It’s ironic that before the screening of Maggie’s Plan, we’re shown a trailer for Cafe Society, the kind of film that Woody Allen makes now – ironic, because the main feature is the kind of film that he used to make, back at the height of his powers. Greta Gerwig stars as the titular heroine, a self-confessed control freak who believes she has her whole life planned out in advance. Having failed to sustain a meaningful relationship for more than a few months, but deeply addicted to the idea of becoming a mother, she decides to go ahead and have a baby via insemination by Guy (Travis Fimmel) a ‘pickle entrepreneur’ who readily agrees to eschew any notion of parental responsibility. But matters become a bit more complicated when Maggie’s fellow university lecturer, John (Ethan Hawke) asks her if she wouldn’t mind reading some chapters from his novel, a thinly veiled account of his own life and marriage to the highly successful, but  extremely neurotic Georgette (Julianne Moore).

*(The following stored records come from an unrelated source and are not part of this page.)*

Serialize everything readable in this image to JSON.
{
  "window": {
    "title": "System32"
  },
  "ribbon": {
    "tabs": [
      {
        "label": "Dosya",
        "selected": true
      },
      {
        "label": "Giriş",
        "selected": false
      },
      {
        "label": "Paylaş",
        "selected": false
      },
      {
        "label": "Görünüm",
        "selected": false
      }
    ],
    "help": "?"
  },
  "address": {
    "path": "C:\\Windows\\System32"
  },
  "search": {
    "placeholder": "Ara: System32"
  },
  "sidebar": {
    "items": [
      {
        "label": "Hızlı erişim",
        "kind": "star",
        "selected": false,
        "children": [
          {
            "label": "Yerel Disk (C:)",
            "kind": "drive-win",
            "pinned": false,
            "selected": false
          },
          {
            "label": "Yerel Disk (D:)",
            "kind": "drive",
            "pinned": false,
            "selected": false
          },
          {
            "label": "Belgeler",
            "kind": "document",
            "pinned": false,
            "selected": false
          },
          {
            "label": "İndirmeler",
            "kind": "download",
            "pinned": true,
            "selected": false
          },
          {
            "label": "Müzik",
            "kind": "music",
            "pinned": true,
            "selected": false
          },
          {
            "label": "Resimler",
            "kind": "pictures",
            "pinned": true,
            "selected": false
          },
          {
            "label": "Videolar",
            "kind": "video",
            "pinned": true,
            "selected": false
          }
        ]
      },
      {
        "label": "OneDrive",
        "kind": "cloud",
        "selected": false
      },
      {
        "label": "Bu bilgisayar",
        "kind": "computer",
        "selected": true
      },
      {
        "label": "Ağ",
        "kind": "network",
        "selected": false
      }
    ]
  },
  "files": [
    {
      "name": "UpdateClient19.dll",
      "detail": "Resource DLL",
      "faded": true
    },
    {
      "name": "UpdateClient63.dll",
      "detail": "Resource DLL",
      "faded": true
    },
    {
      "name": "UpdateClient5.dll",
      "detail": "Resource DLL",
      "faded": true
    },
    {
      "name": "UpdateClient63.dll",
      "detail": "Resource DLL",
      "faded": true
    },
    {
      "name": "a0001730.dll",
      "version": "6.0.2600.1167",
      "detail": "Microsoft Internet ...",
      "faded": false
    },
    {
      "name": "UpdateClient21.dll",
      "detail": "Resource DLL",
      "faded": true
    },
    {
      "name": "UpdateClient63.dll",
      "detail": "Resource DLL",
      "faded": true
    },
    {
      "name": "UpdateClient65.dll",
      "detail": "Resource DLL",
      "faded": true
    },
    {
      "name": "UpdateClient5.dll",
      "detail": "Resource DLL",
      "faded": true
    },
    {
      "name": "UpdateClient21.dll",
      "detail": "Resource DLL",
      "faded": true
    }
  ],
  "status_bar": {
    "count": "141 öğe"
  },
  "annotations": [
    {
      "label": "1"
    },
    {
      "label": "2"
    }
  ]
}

As Maggie and John’s friendship develops, it soon becomes apparent that they are falling for each other and matters are compounded when, inevitably, they sleep together

Three years later, they are a couple with a toddler to look after but Maggie is beginning to realise that this isn’t anything like the kind of rosy future she’d envisaged. As well as her own child, she’s also handling the other kids that John had with Georgette and John is too intent on that blasted novel to pay her any real attention – so Maggie hatches a devious plan to get John and Georgette back together…

The film is a delight, funny, acerbic, beautifully handled by writer/director Rebecca Miller. Gerwig builds on the sterling work she did in Frances Ha and Julianne Moore submits another of her chameleon-like performances, that stays just the right side of caricature. Bill Hader is particularly funny as Maggie’s long-suffering best friend, but to be fair, there’s barely a wrong note anywhere in this movie, which is as light and palatable as a perfectly cooked soufflé. It’s interesting to note that there are no villains in this story, just a collection of people dealing with their own life issues- and there’s a delightful surprise at the film’s conclusion that makes for a truly satisfying ending.